Opinions & Editorials

Drinking away hypocrisy How age restrictions on alcohol limit adults from being adults

By: Max Creager ~Staff Writer~

It took me quite a bit of energy to write what is already self-evidently true to you and anyone who has even had the impulse to think on this subject. Alcohol exists in societies as a reasonable tool with many benefits, and regrettably, the cause of many disasters. Put simply by author and polemicist Christopher Hitchens, “It is a good servant and a bad master.” As you already know, in the case of the United States, legal adults cannot determine for themselves whether to use alcohol or not until three years after they have already been considered legal adults in every respect.

This policy contains within it an immense hypocrisy, which is constantly protected by mutual knowledge of violation between authorities and legal adults and a pretend ignorance of any violation on both sides. This catch-22 has done nothing but create a fiction, as many two-faced policies do, which inevitably fogs the relationships between families and children, police and citizen, institution and student. The preservation of this lie is predicated on the fear of punishment or blame and has left people between 18 and 21 to continue doing what is ethically blameless and in turn enter into an equivocating silence of false consensus.

When I turned 18, among a long digressive list of other things, I was deemed legally eligible for the draft, able to vote and serve on a jury, exist in the eyes of a court as an “adult” and enter into legally binding contracts. I would ask you to re-read and think about that list of responsibilities and the amount of ability they presuppose. Especially in the context of legal statutes, adults not being deemed responsible or mature enough to decide the amount of a liquid they can consume is hypocritical. Consider further the case of medical decisions.

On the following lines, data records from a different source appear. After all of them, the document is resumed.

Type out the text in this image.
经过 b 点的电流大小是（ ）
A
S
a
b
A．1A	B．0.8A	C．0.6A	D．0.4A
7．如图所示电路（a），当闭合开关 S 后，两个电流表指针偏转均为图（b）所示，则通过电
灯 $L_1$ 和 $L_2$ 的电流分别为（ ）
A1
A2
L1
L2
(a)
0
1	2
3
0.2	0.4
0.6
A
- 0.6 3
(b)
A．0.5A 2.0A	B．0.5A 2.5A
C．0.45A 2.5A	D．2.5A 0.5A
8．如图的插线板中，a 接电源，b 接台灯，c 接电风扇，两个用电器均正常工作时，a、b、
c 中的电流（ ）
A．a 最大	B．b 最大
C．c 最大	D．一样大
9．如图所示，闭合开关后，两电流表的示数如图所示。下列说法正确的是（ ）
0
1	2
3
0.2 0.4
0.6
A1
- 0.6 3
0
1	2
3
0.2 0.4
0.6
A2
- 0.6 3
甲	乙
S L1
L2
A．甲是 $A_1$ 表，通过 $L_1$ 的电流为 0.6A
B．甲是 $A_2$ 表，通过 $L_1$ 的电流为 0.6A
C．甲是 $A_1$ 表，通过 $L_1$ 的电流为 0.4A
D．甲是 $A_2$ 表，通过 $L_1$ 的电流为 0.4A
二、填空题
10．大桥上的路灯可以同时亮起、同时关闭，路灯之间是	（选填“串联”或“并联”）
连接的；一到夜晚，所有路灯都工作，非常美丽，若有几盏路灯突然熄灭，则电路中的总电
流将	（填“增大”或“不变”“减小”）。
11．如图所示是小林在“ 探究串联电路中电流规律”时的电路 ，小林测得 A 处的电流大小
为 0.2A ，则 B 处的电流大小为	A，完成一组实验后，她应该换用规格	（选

When a citizen turns 18, he or she can make life or death medical decisions, which indicates the full cognitive capacity necessary to be informed about and make personal decisions about one’s body.

In more explicit terms, one who is 18 – 20 is fully capable of deciding about every aspect of his or her health and well-being, including the freedom to use tobacco and maintain whatever diet one deems appropriate. I think given this, as well as the aforementioned legal responsibilities, the hypocrisy embedded in the drinking age limit is self-evident.

However, there is a fantastic piece of casuistry that is still often argued, that “the brain doesn’t develop fully until age 25.” Consider this in light of the fact that the same government has sent tens of thousands of soldiers under the age of 21 to combat zones around the world to fight the current “war on terror.” The government has decided that these soldiers, while their brains are not yet fully formed, have the capacity to handle the psychological conditions.We trust individuals with the protection of our nation that we do not legally trust with liquids.

Max

Max Creager is a staff writer at the Newswire. He is a junior philosophy and political science double major from Denver.

Such a policy would be laughable if it was not costing students thousands of dollars a year across universities, as well as forcing them into unsafe and unmonitored drinking environments. When I inquired about the alcohol policy to Residence Life last year, I was told that they have to enforce the law or else they would lose federal funding.

If actions do speak louder than words, then Xavier University and its subsidiary institutions are saying to students that it’s fine to give into hypocritical and unjust laws and in turn accept the lies and deceits of students, so long as you can get paid for it. Unless we break the taboo of deafening silence around this issue and make those in charge respond directly for their policies, the status quo will be maintained. Students will drink and deceive, and authorities will punish and profit off the collective silence.

Finally, if this is the status under which education is given, perhaps it would be prudent to question its sincerity and validity. I certainly don’t hope future doctors, nurses and businessmen don’t emulate such unethical and hypocritical standards when they enter the work force.